Наши местные девахи были ширококостны, широколицы, грубоватой, раскосой наружности. Закопчены жадным солнышком, чуть колченоги, приземисты. Русый волос у них жёсткий, как конский. Было что-то от монгольской вольницы в этих суровых девушках. В том, как они, подобоченясь, подтыкали подола, подхватывали золотые щетинистые снопы, перевязывая их на перекрестье вязáнкой.
Когда Павел, невесть откуда, то ли, с лесных заимок, то ли, с дальних выселок, привел себе невесту – деревенские сразу прозвали еë Си́ня, минуя еë имя Лизавета.
В деревне на прозванья языки быстры́. Только Павла всегда и все звали по имени. Не приклеилось к нему ни одно прозвище, как ни старались деревенские острословы. От него всякая чернóта отскакивала, как шелуха от спелых зëрен. И сам Павел был несхож с деревенскими ни нравом, ни обличьем. Светлокожий, голубоглазый, с пшеничной духмяной бородой. "Ни в мать, ни в отца, а в проезжего молодца" – судачили соседи, но Павел только улыбался тихо в свою чудесную бороду, в которой жили-путались травинки-лепесточки. Он был весь, как свежий луг, на который гонял он деревенское стадо. Такой же журчащий и ласковый.
Вечерами они с Колинóй садились у окошечка, что выходило на лес, и смотрели, смотрели вдаль, перешептываясь одним лишь им понятными словами. Одним лишь им ведóмыми звуками.
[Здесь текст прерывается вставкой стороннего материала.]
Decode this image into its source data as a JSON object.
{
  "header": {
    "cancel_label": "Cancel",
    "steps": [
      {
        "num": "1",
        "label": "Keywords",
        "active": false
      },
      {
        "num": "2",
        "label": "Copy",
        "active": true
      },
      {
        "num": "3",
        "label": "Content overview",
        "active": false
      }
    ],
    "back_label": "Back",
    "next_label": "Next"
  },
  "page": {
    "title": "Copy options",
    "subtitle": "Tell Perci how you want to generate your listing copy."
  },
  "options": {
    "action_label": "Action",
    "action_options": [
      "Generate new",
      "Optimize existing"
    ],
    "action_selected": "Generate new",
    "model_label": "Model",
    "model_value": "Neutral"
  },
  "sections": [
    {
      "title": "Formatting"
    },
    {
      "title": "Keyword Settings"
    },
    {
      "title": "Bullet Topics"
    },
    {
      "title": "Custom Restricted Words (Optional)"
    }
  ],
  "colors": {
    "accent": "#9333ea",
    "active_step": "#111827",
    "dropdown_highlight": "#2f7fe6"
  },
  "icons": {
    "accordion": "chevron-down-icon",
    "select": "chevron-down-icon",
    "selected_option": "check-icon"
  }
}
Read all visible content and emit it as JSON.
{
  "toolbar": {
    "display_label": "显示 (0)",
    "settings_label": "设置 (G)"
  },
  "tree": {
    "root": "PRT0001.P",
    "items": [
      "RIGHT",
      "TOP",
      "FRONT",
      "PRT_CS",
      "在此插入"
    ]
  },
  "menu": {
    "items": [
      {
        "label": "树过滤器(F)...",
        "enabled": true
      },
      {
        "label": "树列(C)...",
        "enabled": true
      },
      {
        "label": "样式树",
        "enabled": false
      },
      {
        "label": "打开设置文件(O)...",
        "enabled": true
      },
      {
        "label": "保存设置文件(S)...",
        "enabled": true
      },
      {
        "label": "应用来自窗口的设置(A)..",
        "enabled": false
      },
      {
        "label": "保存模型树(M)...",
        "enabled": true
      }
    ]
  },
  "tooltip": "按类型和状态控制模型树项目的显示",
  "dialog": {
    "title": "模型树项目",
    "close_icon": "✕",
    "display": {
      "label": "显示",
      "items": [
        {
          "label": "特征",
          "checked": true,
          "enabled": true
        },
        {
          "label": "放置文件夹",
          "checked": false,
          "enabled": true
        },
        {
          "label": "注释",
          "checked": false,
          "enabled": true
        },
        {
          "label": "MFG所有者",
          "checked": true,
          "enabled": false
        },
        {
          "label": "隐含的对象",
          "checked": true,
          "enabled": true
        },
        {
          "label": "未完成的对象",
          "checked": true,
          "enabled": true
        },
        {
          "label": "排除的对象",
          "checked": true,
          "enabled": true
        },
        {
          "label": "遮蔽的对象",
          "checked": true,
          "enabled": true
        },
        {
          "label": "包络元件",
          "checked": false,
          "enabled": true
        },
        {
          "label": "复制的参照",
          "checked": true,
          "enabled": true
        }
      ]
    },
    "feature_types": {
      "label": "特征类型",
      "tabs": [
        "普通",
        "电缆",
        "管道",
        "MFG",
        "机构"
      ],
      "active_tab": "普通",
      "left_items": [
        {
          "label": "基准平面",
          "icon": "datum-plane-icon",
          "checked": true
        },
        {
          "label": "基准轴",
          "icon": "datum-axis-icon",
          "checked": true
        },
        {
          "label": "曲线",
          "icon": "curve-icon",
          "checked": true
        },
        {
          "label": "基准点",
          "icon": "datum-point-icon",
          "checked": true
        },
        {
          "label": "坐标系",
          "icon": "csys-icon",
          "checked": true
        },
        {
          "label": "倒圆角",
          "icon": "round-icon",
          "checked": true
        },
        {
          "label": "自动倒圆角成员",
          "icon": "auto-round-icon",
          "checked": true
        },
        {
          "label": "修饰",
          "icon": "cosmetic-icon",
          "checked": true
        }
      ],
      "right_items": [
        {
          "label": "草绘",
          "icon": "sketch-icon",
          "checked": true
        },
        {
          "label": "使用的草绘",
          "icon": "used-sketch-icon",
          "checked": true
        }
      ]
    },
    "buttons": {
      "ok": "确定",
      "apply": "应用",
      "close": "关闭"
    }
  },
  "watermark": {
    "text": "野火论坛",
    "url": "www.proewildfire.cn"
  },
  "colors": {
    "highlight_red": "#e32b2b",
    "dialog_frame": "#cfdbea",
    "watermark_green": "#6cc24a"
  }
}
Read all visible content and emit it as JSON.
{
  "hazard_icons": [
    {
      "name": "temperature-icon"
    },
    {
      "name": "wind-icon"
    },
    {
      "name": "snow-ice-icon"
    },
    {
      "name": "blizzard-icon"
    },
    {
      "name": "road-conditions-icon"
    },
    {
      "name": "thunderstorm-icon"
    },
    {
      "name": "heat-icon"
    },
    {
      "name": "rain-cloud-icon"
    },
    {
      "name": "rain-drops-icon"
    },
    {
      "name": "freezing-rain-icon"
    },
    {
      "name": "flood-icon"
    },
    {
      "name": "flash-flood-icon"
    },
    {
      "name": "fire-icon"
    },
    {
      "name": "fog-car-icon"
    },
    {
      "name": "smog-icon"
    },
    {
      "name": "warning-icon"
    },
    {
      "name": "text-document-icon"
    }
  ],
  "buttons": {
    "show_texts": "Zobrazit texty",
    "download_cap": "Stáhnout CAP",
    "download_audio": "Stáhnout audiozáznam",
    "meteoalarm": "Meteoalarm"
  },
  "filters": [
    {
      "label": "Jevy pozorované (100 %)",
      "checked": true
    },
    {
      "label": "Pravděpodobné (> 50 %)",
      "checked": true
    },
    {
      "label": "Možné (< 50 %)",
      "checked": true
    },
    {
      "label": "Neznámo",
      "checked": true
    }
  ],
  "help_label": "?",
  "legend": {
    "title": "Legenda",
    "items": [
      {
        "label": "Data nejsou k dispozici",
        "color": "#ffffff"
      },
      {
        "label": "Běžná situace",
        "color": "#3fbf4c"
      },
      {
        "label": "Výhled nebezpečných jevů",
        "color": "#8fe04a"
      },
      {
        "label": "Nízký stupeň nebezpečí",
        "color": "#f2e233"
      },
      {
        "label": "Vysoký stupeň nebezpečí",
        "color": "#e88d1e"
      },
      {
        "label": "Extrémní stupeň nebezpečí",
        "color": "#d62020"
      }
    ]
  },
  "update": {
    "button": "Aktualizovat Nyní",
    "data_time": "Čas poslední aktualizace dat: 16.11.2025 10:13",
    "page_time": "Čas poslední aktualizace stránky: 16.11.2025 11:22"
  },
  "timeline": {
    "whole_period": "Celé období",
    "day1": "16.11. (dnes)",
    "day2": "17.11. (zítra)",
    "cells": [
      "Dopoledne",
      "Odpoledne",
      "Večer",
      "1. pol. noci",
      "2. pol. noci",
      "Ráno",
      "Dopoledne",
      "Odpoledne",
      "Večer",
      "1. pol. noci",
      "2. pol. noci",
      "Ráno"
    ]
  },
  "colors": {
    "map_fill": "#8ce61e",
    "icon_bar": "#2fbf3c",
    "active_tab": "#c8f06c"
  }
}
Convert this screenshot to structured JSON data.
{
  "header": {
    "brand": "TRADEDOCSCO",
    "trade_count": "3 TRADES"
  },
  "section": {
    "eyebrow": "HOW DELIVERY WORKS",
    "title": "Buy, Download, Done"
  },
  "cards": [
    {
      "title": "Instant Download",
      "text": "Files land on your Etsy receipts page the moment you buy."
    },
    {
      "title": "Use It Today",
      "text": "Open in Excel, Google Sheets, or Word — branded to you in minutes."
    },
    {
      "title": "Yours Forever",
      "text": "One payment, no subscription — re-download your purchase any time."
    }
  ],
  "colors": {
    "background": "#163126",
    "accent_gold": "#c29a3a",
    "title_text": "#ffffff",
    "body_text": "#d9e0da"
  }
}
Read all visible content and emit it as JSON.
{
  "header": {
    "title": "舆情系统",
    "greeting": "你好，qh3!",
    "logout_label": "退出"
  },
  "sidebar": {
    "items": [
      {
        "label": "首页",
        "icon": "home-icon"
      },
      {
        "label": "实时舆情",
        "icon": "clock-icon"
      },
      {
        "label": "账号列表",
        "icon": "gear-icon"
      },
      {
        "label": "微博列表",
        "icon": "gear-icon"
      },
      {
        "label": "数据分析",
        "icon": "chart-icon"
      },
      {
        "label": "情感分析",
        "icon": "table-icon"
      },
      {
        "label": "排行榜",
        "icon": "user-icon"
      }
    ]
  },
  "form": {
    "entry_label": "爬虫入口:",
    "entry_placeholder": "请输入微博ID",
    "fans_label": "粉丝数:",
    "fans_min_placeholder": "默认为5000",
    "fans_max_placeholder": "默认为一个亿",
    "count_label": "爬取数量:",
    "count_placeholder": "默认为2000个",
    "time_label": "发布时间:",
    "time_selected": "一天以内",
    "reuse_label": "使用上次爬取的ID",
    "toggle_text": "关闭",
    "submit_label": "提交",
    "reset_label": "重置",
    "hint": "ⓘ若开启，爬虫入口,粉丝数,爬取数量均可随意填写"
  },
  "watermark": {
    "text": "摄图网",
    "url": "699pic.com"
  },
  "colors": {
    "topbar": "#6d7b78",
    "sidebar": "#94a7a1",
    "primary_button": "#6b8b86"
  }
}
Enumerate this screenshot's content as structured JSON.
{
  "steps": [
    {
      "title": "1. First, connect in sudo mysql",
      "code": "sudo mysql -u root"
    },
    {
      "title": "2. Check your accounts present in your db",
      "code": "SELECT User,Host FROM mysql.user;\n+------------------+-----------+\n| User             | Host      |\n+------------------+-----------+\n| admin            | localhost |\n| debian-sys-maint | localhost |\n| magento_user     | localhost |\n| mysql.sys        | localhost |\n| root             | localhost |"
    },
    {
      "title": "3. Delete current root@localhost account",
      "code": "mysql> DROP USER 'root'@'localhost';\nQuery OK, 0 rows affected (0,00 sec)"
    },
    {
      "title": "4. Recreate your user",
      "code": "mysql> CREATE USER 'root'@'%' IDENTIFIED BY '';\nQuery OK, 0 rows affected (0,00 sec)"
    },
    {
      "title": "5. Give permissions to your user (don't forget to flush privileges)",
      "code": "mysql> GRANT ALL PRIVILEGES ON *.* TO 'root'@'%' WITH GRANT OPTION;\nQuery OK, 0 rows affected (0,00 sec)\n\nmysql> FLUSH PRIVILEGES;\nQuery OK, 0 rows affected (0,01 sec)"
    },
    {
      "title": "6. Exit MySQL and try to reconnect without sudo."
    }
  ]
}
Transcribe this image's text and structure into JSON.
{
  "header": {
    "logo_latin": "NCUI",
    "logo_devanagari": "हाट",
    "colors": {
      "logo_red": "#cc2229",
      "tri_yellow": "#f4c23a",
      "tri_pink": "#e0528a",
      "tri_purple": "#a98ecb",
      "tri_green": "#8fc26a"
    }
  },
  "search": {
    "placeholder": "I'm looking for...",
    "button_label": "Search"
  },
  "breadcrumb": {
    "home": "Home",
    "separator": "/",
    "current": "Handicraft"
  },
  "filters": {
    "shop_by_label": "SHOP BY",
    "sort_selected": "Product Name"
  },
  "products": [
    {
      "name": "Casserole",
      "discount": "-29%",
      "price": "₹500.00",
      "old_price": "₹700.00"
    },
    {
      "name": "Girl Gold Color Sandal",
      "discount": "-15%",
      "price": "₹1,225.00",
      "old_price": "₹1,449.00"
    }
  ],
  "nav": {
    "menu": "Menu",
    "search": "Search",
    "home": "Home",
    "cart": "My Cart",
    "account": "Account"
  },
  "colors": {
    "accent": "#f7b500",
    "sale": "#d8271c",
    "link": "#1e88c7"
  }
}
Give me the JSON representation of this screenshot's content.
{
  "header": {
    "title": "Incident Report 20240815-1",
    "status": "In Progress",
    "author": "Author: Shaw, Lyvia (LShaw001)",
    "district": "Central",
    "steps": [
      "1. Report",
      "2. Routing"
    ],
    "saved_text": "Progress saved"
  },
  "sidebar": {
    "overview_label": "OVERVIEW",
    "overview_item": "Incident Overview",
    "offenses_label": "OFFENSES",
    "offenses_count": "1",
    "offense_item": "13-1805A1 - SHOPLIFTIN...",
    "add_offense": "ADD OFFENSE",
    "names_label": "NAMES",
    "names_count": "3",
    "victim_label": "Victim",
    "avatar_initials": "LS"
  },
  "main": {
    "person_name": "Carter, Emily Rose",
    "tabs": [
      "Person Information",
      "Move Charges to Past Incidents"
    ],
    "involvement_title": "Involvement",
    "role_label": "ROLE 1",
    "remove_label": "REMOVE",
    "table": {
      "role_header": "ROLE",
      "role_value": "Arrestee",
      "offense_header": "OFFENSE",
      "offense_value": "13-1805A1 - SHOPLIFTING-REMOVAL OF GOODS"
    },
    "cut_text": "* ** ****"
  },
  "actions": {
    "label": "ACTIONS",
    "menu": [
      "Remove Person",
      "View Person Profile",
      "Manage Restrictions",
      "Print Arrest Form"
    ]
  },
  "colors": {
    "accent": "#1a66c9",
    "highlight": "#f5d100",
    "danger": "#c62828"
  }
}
Вéды. Так про эту маленькую семью судачили в деревне.
А всë пошло от местной повитухи Лясы. Уж больно она любила посплетничать. А тут…
Мать Колины́ – Синя́ дохаживала на сносях из последних сил. Она таяла, а живот рос. Под конец, Павел выносил еë по утрам на руках на опушку, укладывал на душистый травяной сноп, а сам уходил со стадом на ближние луга.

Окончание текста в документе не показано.